之前由于考虑到使用Page的内存和磁盘互换的机制实现了B-tree做为数据库的键值索引,在真实的生产环境下2000万以上的数据建立索引会使到B-tree层数增多,效率明显下降,在运算工程中使用AIX大型机都用了数天才将2000多万的数据生成出来,效果非常不理想。 全新的框架采用了纯内存的红黑树作为数据的索引,效果很好,性能测试中,用thinkpad 201i 电脑建立1000万的红黑树只用了3分钟,消耗内存270M这在电信项目的生产环境是完全可以接受的。 该代码使用内存池和红黑树的技术,参考主要文献包括: http://zh.wikipedia.org/zh/%E7%BA%A2%E9%BB%91%E6%A0%91 维基百科 IBM文章,http://www.ibm.com/developerworks/cn/linux/l-cn-ppp/index6.html 当然网上许多人的实现也给了我很好的启示,恕在下不能一一列出。 也许你会说,不就实现了STL MAP的功能吗?可以这么说,因为内存中建立数据结构,红黑树是最优的方案,我只能使用这样的---像map一样的东西。 以下是大致实现代码的思路,使用内存池来存放两类数据,一类是存放红黑树节点的内存池,一类是存放键值节点的内存池。

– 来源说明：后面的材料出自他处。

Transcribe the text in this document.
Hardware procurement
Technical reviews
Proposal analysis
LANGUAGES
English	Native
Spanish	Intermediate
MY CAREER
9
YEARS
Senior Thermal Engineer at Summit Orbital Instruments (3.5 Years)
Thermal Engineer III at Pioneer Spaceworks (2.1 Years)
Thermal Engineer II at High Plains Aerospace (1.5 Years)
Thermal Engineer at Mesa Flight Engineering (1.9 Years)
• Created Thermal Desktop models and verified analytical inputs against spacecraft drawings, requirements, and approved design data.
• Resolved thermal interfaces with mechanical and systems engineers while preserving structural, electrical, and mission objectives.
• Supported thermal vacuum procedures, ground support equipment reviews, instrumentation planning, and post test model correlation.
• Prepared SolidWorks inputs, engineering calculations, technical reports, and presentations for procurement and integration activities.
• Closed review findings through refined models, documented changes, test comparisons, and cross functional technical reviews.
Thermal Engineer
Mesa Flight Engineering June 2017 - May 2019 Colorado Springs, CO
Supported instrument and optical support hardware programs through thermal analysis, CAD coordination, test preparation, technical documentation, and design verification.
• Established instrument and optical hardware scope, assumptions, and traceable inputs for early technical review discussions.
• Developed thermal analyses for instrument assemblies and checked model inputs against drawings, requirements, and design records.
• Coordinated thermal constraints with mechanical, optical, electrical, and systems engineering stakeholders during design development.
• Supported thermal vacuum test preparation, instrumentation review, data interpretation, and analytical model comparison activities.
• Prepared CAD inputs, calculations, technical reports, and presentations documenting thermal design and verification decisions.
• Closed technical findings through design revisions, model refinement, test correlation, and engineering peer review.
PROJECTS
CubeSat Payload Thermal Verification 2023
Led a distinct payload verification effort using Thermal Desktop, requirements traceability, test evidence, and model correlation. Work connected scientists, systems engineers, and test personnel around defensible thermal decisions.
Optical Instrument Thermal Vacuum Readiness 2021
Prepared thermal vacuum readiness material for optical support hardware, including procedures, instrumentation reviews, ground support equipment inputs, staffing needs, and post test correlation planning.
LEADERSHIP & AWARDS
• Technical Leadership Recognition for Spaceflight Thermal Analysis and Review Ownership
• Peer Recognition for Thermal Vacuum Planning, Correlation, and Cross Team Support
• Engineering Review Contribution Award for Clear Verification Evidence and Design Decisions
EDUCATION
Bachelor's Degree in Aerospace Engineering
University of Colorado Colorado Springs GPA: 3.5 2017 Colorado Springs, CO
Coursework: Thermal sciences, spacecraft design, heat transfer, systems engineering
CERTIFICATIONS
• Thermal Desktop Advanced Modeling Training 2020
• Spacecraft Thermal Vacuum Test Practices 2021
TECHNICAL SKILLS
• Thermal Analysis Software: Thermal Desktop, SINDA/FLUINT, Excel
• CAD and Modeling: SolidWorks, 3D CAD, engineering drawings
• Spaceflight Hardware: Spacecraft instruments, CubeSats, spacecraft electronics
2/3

实例代码并不是用于项目中的实现,而是呈现内存索引的DEMO,其中delete的实现我没有实现内存释放,读者可以自己添加,相信它是网上能找到的最好,最清晰的红黑树能直接编译并稳定使用的代码,网上文章的代码都有这样那样的问题,最后还是根据理论自己实现了。
很多朋友对于内存数据库开发Email给我不能一一回复很抱歉,希望代码对各位有帮助。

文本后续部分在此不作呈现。